“We could care less about instant runoff voting,” fibbed Allan Wade, the city attorney for Memphis, Tennessee.
Wade was rebutting the recent Commercial Appeal revelation that Memphis’s “City Council worked behind the scenes to find a sponsor for legislation this year that could ban instant-runoff elections statewide.”
After long relying on the mayor’s lobbyists, was it purely coincidental that the council suddenly spent $120,000 on its own Nashville lobbyists?
One of the bill’s sponsors, Rep. Mark White (R‑Memphis), missed the memo. He acknowledged being “approached … on the council’s behalf to ask if he would again sponsor the bill.” A lobbyist also confirmed to the Memphis Flyer that the council engaged him to push the ban on what is also known as ranked choice voting.
So, the city council is directly lobbying the Tennessee Legislature to overrule their city’s residents — who voted 71 percent YES for instant runoff voting in 2008.
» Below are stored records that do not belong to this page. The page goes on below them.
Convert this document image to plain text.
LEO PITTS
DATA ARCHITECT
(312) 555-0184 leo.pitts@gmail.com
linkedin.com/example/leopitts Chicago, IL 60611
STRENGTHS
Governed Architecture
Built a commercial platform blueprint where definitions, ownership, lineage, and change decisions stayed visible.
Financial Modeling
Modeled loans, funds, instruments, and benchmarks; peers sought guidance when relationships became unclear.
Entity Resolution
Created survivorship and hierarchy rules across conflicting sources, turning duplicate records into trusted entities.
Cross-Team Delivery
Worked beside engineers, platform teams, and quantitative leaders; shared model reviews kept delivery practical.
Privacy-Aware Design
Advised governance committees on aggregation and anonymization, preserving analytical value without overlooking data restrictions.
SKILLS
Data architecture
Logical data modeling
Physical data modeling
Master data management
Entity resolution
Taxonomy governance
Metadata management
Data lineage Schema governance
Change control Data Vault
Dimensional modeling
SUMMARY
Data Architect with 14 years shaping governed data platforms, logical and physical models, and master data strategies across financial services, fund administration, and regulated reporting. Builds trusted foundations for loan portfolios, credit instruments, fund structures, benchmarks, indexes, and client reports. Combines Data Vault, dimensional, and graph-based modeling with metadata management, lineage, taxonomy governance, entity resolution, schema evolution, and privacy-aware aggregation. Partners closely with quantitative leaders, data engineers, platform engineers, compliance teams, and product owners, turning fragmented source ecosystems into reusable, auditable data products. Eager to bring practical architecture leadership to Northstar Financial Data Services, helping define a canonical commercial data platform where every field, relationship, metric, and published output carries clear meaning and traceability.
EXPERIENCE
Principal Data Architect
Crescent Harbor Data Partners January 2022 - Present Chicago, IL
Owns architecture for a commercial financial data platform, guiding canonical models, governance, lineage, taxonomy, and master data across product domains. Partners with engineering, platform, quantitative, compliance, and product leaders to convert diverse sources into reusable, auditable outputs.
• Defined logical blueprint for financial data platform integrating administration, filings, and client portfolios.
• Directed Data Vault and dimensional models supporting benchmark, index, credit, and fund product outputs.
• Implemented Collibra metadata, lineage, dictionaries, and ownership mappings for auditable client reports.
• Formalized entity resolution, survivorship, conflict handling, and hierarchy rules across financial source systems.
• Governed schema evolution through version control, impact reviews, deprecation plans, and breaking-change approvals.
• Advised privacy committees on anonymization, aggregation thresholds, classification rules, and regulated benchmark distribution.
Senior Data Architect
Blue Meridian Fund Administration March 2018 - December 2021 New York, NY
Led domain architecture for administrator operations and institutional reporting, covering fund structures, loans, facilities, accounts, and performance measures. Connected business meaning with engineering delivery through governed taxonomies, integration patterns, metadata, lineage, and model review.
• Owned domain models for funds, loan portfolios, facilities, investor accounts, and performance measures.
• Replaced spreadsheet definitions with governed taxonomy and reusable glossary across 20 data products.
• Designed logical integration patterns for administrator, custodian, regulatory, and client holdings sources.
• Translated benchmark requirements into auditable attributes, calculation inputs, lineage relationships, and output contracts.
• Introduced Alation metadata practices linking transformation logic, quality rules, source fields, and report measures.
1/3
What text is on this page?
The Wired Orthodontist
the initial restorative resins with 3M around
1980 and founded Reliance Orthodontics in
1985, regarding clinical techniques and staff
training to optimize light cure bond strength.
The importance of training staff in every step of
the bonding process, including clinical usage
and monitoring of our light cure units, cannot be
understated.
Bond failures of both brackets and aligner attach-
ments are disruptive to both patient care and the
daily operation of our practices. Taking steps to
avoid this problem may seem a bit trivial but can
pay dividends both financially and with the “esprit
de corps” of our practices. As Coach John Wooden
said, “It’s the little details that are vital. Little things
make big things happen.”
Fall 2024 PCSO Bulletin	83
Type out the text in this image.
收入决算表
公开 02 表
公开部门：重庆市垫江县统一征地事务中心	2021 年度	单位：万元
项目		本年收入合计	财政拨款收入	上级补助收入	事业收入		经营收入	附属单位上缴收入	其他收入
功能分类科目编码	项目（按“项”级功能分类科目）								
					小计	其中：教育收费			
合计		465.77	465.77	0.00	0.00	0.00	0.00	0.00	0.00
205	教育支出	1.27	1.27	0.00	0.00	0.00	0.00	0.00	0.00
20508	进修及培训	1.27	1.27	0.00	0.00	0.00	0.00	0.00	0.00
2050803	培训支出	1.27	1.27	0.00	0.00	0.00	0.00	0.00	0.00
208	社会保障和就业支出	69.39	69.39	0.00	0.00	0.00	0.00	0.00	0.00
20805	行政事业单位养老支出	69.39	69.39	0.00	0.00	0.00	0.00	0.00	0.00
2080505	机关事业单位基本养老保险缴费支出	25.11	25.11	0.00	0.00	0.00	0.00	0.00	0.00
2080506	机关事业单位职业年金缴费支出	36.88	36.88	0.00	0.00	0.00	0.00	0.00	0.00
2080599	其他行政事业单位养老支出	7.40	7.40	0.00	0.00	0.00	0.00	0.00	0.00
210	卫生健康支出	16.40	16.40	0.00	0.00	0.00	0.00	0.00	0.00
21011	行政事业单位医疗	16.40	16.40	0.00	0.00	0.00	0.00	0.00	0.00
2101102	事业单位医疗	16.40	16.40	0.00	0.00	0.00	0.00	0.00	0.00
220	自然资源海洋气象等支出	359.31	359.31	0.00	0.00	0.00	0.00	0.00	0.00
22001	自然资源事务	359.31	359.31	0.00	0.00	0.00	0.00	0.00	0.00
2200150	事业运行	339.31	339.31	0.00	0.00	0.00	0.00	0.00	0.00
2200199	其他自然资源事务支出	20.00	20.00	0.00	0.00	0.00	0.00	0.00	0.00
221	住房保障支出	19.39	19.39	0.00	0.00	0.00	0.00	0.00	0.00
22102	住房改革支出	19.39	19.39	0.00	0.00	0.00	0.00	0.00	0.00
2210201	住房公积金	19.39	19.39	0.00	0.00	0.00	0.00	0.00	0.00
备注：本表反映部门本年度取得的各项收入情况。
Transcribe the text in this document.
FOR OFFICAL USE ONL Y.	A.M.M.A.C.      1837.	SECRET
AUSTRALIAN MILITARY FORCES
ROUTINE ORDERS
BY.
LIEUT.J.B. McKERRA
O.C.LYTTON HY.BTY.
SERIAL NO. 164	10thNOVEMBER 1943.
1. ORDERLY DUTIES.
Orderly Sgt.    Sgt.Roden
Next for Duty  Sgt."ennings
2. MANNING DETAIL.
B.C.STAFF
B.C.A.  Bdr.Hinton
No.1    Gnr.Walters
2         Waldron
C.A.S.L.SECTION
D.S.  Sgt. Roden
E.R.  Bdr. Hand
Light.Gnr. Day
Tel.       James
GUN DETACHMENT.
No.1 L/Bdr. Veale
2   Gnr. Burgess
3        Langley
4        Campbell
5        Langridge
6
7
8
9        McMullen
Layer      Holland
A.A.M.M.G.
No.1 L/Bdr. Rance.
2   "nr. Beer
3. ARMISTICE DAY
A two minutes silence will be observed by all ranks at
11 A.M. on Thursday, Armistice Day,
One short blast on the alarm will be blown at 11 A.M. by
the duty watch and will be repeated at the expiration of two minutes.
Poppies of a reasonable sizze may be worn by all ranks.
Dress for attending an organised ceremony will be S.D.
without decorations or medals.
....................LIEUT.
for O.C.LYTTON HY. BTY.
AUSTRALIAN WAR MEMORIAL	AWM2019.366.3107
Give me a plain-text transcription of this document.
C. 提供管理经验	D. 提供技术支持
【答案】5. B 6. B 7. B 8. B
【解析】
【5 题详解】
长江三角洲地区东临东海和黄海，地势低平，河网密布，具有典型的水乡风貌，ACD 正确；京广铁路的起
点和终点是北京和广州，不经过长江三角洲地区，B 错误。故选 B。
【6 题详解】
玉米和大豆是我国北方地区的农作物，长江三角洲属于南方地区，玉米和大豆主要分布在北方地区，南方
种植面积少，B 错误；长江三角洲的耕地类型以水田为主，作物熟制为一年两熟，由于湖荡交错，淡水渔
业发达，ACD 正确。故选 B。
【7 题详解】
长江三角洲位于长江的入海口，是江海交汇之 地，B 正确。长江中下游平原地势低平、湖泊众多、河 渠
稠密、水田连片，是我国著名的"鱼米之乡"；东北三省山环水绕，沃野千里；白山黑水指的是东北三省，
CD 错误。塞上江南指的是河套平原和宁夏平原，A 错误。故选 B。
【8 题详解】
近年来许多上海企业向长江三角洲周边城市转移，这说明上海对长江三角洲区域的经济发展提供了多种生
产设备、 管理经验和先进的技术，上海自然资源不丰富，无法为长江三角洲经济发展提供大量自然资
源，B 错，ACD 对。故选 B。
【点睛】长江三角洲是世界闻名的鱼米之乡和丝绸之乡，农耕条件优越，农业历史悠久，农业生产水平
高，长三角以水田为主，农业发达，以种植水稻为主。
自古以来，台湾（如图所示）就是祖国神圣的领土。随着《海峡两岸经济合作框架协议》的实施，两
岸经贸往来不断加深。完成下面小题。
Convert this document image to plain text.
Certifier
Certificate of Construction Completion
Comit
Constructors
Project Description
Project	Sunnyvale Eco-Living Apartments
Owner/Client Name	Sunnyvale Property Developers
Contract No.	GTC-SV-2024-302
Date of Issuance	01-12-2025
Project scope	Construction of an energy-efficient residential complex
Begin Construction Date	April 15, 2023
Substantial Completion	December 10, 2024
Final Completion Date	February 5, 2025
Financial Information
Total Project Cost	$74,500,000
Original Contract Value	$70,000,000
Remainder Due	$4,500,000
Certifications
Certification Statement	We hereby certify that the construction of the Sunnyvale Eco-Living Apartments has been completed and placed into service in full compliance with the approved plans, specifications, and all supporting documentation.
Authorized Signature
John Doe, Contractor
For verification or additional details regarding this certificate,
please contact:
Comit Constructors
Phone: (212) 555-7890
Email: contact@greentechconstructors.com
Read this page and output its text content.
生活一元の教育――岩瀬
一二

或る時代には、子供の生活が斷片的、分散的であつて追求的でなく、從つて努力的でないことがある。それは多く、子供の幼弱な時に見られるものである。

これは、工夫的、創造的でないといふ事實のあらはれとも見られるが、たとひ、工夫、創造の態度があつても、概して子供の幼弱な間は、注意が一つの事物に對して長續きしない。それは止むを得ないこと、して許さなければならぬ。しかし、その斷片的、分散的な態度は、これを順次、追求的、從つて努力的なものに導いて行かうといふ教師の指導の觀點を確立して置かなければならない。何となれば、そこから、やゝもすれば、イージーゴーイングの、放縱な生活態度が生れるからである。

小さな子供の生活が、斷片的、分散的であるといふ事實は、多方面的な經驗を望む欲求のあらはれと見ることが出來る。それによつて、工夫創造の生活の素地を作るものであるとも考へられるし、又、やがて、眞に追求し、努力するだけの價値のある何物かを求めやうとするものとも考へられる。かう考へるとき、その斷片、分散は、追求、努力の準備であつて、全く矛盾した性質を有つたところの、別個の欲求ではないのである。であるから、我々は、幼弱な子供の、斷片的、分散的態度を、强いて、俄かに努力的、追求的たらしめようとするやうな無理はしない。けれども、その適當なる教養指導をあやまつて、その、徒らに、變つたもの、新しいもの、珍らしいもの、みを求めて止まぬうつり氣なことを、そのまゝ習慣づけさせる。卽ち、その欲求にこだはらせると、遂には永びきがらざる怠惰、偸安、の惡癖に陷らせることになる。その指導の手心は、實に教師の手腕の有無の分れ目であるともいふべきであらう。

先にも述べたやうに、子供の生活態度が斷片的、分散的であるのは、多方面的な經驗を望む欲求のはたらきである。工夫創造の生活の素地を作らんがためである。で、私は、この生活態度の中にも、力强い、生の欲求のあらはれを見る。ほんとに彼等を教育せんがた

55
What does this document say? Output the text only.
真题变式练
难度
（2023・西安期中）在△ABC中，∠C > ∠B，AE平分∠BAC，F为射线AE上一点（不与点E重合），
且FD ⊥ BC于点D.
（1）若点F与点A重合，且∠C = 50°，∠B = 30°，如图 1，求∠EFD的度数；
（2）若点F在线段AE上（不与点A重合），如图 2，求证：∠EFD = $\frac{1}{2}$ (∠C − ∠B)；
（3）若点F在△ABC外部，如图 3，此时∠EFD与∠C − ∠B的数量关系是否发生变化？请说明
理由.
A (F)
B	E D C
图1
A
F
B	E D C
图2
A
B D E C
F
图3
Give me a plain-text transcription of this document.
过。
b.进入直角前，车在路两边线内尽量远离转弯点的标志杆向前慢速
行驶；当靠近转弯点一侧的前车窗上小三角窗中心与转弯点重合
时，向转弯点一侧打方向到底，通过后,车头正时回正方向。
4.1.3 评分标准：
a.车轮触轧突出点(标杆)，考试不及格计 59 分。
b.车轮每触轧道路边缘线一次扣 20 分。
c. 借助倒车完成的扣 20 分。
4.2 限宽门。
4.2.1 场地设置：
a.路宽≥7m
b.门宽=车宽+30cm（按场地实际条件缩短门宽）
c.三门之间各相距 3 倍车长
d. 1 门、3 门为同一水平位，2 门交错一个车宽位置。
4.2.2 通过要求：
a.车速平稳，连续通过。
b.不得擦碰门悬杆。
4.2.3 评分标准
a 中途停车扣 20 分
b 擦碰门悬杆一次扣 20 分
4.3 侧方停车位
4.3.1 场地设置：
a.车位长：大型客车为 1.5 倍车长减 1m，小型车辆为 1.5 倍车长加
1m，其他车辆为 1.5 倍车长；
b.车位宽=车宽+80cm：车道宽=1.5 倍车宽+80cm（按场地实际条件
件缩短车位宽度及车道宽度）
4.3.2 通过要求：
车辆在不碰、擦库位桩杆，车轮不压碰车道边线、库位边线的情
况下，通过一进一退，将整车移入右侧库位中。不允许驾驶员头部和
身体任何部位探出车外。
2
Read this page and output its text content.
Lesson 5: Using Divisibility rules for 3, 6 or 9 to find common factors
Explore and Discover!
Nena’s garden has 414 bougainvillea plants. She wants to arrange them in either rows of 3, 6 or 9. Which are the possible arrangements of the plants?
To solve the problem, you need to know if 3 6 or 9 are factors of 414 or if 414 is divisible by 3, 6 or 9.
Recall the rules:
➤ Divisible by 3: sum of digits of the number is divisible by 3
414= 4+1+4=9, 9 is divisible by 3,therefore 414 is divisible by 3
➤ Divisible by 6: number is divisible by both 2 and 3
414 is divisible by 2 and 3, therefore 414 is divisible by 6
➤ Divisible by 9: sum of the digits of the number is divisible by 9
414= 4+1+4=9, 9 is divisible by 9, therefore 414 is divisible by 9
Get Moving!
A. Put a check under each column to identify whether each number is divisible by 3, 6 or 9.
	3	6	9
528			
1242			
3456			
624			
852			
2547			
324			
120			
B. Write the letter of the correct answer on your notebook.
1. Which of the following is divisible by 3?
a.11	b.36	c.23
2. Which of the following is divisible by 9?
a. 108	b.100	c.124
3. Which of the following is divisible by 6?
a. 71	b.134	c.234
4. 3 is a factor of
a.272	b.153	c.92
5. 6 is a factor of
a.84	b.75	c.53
And there’s a twist. The council has placed two measures that would repeal instant runoff voting on this November’s ballot, hoping to somehow convince voters to scrap the reform. Wait … why lobby the legislature when the voters are already set to make the decision?
Oooooooooohhhhhhhh!!!!!!!!!!!!!!!!!!!
“Now they are using our money to take away that choice from us,” protests Aaron Fowles with Save Instant Runoff Memphis.
This city council — in addition to their sneaky, anti-democratic assault on instant runoff voting — has also placed a measure on the ballot to weaken their own term limits, passed by an 80 percent vote.
To paraphrase Memphis’s King, these rabid-dog politicians ain’t never caught a rabbit and they ain’t no friends of ours.
This is Common Sense. I’m Paul Jacob.
P.S. After media coverage, a hearing on the Senate version of the bill to ban instant runoff voting, SB 2271, was abruptly postponed for three weeks.